Two health junkies find a home on their health conscious farm
Every morning, Andrea Martin and Tony Kennette wake up to a 137-acre piece of property, where you’ll find lambs, chickens and fresh veggies.
The duo are the owners of Martenette Farms in Hillsborough, where they lease five of those acres. The name is a play on both of their last names.
Martenette Farms, which was founded two and a half years ago, produces mixed greens, carrots, spinach and baby kale throughout the year, and in the summer months, tomatoes, peppers, onions, and zucchini.
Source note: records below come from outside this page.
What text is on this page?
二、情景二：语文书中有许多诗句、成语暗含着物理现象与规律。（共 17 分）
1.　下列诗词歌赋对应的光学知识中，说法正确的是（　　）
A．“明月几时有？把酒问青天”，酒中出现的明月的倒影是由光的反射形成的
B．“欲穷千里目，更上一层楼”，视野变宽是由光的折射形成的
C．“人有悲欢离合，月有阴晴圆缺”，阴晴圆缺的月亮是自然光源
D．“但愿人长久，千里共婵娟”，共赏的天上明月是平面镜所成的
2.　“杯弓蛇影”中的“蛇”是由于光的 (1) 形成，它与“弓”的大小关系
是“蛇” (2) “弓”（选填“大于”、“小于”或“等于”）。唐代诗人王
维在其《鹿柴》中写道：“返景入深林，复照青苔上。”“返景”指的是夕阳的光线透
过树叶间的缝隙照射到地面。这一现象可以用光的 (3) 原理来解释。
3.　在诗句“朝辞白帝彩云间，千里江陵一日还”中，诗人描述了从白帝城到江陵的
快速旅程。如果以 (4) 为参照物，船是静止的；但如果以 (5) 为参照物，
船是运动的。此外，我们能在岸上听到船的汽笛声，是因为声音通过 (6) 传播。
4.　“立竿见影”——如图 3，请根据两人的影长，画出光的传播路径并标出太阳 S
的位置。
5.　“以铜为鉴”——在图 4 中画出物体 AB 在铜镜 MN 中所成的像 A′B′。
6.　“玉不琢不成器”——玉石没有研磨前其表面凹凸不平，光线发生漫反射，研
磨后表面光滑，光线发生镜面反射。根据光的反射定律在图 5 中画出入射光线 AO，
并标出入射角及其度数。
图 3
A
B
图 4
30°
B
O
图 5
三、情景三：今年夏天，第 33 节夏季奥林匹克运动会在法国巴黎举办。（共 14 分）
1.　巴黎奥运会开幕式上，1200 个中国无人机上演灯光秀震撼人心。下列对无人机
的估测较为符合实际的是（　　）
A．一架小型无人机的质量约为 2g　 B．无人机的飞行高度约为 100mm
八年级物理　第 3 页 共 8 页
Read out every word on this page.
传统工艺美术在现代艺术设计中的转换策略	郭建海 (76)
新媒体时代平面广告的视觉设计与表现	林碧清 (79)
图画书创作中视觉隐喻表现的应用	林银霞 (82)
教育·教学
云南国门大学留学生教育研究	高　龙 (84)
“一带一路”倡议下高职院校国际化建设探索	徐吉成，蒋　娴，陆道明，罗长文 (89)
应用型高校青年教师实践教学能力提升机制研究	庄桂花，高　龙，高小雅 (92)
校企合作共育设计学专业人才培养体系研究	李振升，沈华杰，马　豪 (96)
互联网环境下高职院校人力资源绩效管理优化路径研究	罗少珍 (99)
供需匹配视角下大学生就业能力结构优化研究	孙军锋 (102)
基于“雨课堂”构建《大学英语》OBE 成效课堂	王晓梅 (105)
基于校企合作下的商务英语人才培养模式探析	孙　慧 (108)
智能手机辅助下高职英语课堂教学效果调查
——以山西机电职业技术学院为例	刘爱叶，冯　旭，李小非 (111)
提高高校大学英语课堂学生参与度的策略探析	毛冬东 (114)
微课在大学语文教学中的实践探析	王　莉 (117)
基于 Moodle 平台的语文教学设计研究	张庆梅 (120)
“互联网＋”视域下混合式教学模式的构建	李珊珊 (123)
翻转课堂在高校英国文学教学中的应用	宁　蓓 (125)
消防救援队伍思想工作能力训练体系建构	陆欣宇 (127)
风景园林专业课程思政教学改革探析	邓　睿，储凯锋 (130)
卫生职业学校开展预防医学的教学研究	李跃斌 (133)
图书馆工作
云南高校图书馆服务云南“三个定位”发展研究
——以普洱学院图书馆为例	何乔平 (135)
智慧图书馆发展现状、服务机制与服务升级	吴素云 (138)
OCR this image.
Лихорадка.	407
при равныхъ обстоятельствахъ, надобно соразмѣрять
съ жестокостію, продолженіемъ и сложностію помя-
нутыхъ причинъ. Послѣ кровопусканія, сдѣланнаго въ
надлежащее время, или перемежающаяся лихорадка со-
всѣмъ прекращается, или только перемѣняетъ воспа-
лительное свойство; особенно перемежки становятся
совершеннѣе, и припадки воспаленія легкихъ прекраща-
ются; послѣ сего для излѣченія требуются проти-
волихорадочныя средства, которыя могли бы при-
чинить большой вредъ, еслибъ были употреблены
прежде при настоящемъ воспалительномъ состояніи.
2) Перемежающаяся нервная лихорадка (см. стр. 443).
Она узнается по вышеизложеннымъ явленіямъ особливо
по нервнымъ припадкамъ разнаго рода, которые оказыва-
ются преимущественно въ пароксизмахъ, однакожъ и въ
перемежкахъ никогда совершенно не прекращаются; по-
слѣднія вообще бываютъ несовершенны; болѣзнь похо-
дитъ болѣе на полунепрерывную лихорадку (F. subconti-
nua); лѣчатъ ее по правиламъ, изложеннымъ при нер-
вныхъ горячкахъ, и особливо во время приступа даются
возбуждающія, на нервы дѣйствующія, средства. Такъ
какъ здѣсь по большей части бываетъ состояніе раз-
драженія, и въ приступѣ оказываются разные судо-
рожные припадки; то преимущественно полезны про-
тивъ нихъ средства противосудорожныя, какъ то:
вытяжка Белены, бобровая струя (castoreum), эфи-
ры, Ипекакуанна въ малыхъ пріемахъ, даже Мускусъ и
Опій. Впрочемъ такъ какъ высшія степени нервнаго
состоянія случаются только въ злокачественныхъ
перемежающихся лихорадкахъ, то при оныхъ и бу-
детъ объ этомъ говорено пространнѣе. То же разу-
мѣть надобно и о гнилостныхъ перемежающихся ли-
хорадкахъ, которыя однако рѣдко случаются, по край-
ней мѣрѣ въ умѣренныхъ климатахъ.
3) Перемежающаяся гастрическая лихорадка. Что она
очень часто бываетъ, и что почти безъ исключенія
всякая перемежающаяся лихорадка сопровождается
In the next few years, they’re looking to grow more fruits. They’re currently in the midst of transitioning to fully organic.
Martin is the mastermind behind the farm, Kennette said.
“I’m out in the field following her orders,” Kennette said. “This is her brainchild.”
Martin, 35, and Kennette, 39, both are naturalists. Martin studied medicinal herbs at Bastyr University in Washington, and she’s also a massage therapist. Kennette went to school for massage therapy, and currently works as a yoga teacher. He also owns his own photography and video production company.
Kennette’s venture into the health world all stemmed from his extracurricular activities. He’s a self-proclaimed adrenaline sport junkie — he loves skateboarding, snowboarding.
“That’s why I started learning more about massage and holistic health. It started with, ‘How do I maintain my body?’ ” Kennette said.
The farm is tractor free, and most of the work is done completely by hand. They’re located on Sourland Mountain Preserve.
“We both work off the farm (during the day) so sometimes it’s just like, ‘God I can’t wait to go back to the farm,’ ” Martin said. “I love the work. It definitely has its (stressful) moments — particularly getting ready for the market and trying to race against the clock. I harvested and washed and bagged (our mixed greens) all this morning. It can be rough, but it’s also really nice.”
Martin wasn’t always health conscious. She said at 18 she was probably eating junk food and smoking too many cigarettes.
At the age of 30, she decided she needed a change. She began working on farms, and discovered she loved the environment.
“We need to know how to take care of our own bodies,” Martin said.
Martenette Farms also partners with Project P.U.B., a farm to table restaurant in Somerville. Every month, the restaurant has a different brewery take over the tap, and every season, the menu changes with fresh produce.
The chef alters the menu to focus on what Martenette’s growing.
In September, the highlight of the menu is Martenette’s lambs, Kennette said.
“What’s strange is I’m a vegetarian,” Kennette said. “So that’s how quality raised these animals are — they’re getting raised by a vegetarian.”
Kennette has two sons, who helped out around the farm last year.
“They’re 12 and 15 so they hate it,” Martin, their stepmother, said, “but then I watch them and they’re Snapchatting a picture of a lamb. It’s like OK they think it’s kind of cool. They just don’t think Dad and Andrea are very cool.”